Neurovascular Structure and Function
Background : Cerebral Blood Flow and Angioarchitechture
Blood is a limited but vital resource for the brain. Normal neuronal activity and proper brain physiology are dependent on the neurovascular blood supply which provide the neurons and glia with oxygen, glucose, and waste removal. In addition to understanding its role in normal brain homeostasis, the study of cortical vasculature is important with regards to many neurological diseases with associated vascular pathology. In particular, stroke is currently the 4th leading cause of death in America, responsible for 130,000 deaths per year. Finally, a growing number of techniques utilize blood oxygenation measurements as a surrogate for measuring neuronal activity. This includes widely-used techniques such as intrinsic optical imaging (IOS) and blood-oxygenation level dependent functional magnetic resonance imaging (BOLD fMRI).
Yet despite the importance of the neuronal vasculature in both research and clinical contexts, the microvascular details of cortical blood flow have, until recently, remained largely unquantified. Notably, no large-scale quantitative maps of the complete neurovascular connectivity exist to provide insights into the dynamics of blood flow and blood perfusion within the brain.

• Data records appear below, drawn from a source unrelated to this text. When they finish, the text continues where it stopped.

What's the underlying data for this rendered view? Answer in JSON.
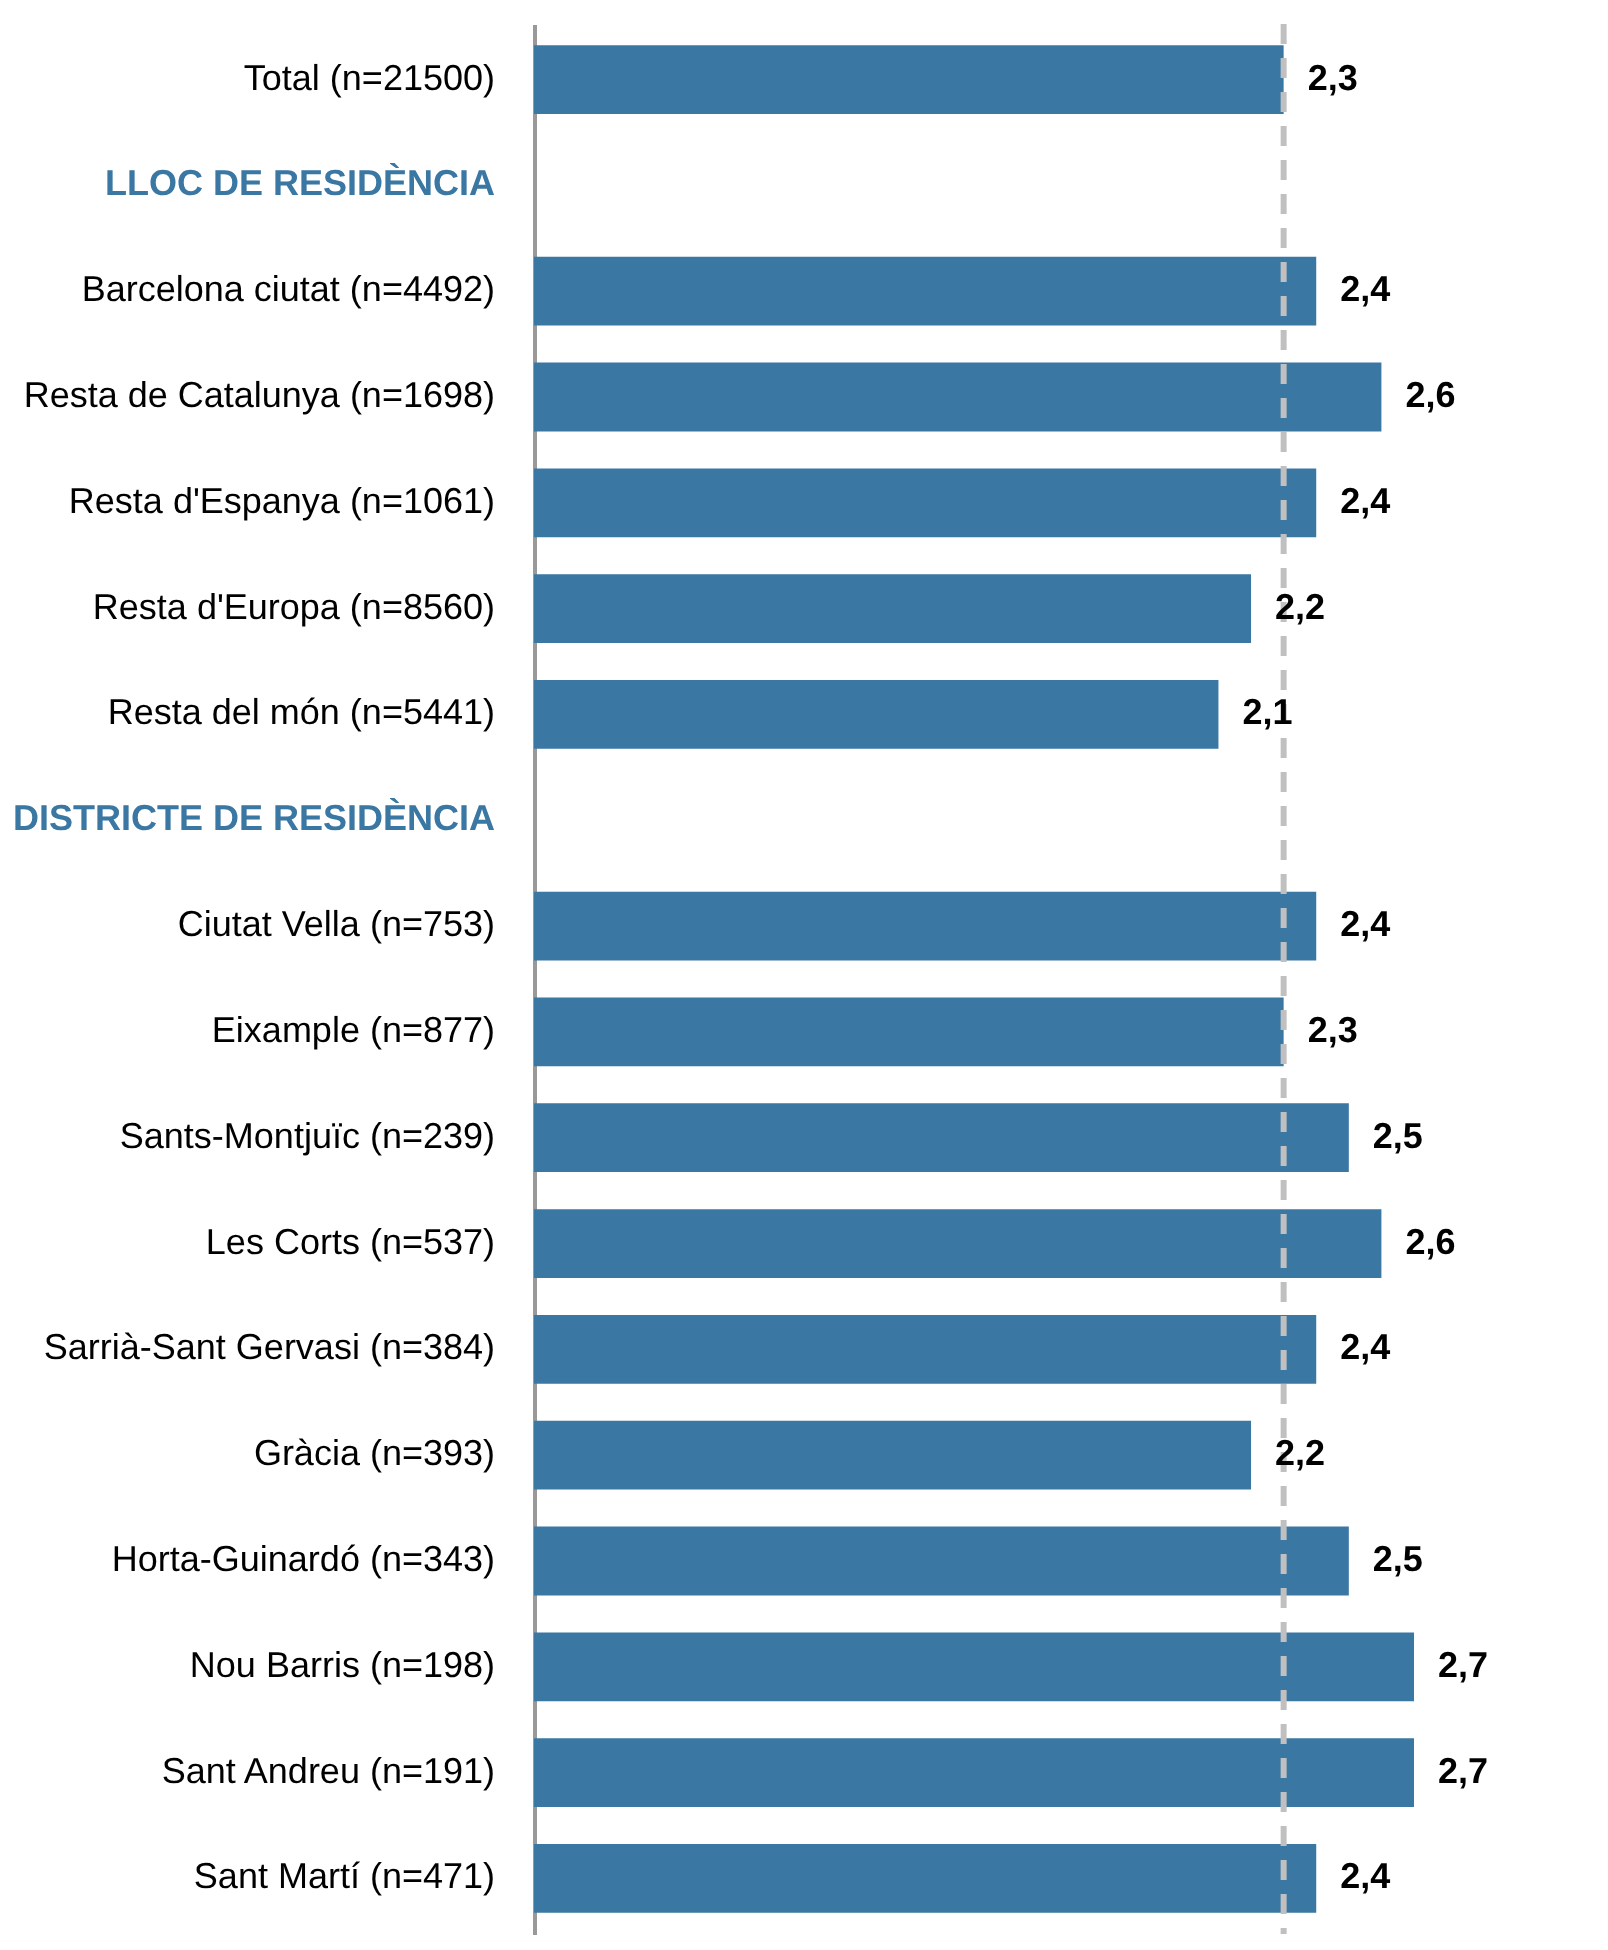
{
  "chart_data": {
    "type": "bar",
    "orientation": "horizontal",
    "categories": [
      "Total (n=21500)",
      "LLOC DE RESIDÈNCIA",
      "Barcelona ciutat (n=4492)",
      "Resta de Catalunya (n=1698)",
      "Resta d'Espanya (n=1061)",
      "Resta d'Europa (n=8560)",
      "Resta del món (n=5441)",
      "DISTRICTE DE RESIDÈNCIA",
      "Ciutat Vella (n=753)",
      "Eixample (n=877)",
      "Sants-Montjuïc (n=239)",
      "Les Corts (n=537)",
      "Sarrià-Sant Gervasi (n=384)",
      "Gràcia (n=393)",
      "Horta-Guinardó (n=343)",
      "Nou Barris (n=198)",
      "Sant Andreu (n=191)",
      "Sant Martí (n=471)"
    ],
    "values": [
      2.3,
      null,
      2.4,
      2.6,
      2.4,
      2.2,
      2.1,
      null,
      2.4,
      2.3,
      2.5,
      2.6,
      2.4,
      2.2,
      2.5,
      2.7,
      2.7,
      2.4
    ],
    "value_labels": [
      "2,3",
      null,
      "2,4",
      "2,6",
      "2,4",
      "2,2",
      "2,1",
      null,
      "2,4",
      "2,3",
      "2,5",
      "2,6",
      "2,4",
      "2,2",
      "2,5",
      "2,7",
      "2,7",
      "2,4"
    ],
    "color": "#3a77a3",
    "grid": false,
    "ref_lines": [
      {
        "axis": "x",
        "value": 2.3,
        "label": null,
        "color": "#c0c0c0",
        "line_style": "dashed"
      }
    ]
  }
}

Over the past decade, my colleagues and I have endeavored to elucidate some of the microscopic details of blood flow in the brain by undertaking research in two complementary directions: 1) In vivo imaging and perturbation of blood flow with micrometer resolution and accuracy, and 2) 3-D post-mortem quantitative reconstruction of cortical angioarchitecture to compute and predict patterns of blood flow across millimeter-scale regions of mouse cortex.
The flux of red blood cells (RBCs) in individual vessels in the rodent brain can be monitored in vivo using two photon laser scanning microscopy (TPLSM) through a cranial window. In addition, we have developed techniques that allow for optical manipulation of blood flow at the single-vessel level. These include the use of focused green light and a circulating photo-sensitizing agent in the blood to produce surface vessel occlusions as well the use of femtosecond pulse plasma-mediated laser ablation to damage individual subsurface microvessels. Experimental work with both Chris Schaffer and Nozomi Nishimura demonstrated that the flow in both the surface and subsurface cerebral vasculature are robust to single point occlusions. Flow reversals downstream of the occlusion allow flow to be restored just one junction (at the surface) or a few junctions (in the subsurface) downstream of the targeted vessel. This stands in contrast to the previously widely-held view that a single occlusion would generally lead to cessation of flow across an extended region of the downstream vascular network. In later work, Nozomi Nishimura showed that the penetrating arterioles which connect the surface and sub-surface networks are more susceptible to single-point occlusion, and thus serve as a "bottleneck" of cerebral blood flow.
Futher intepretation of the flow data obtained from our in vivo imaging studies as well
data
from other methods that utilize blood flow and blood
oxygenation requires a detailed map of cerebral vascular
connectivity. To that end, we have used our
All-Optical Histology technique to perform in-situ
block-face imaging of vascular-labeled cortical
tissue. From these data, we are able to reconstruct
the full connectivity of the surface and sub-surface
vascular network across a volume that is 2 - 3 millimeters
on edge, and spans the depth of cortex.
Simultaneously, we label and record the position of every
neuronal and non-neuronal somata within the tissue
volume. This allows us to correlate the vascular
network to the surrounding neuronal tissue and any
organizational units within that tissue, such a the vibrissa
barrels in primary somatosensory cortex.
Using code developed specifically for this
purpose, we are able to extract a fully-connected vectorized
map of the cerebral vascular network within these
cubic-millimeter-scale tissue volumes. By carefully
measuring the radius of each vascular segment within the
network, and applying a previously-determined relationship
between vessel diameter and fluid resistance to blood of a
known hematocrit, we are able to produce deterministic
resistive model of the flow across the reconstructed
network. In silica experiments in which the
change in flow is measured after manipulation to a single
vessel resistance yield flow patterns that closely match
those found in previous in vivo experiments of the
same nature.From these reconstructions, we are able to conclude that, within the vibrissa barrel cortex, the microvascular angioarchitechture represents a fully-connected continuous network. This stands in contrast to the previously held-notion of (semi-) discrete neurovascular units. We find no evidence of such discrete units within the vascular architecture. Although we do find that flow sourced from a single penetrating arteriole is constrained to a finite lateral extent within the cortex, the "confined lateral flow" show no correlation to underlying cortical columns or "barrels". Furthermore, we are able to present a simple model of blood flow in the cortex that accounts for this lateral confinement of flow within the fully interconnected network. We find that the fluid resistance of the venules to be smaller than the effective net resistance of the microvascular network. Hence, the distribution of high pressure sources (penetrating arterioles) and low resistance sinks (arising venules) result in watershed domains that limit the extent of flow from any single source.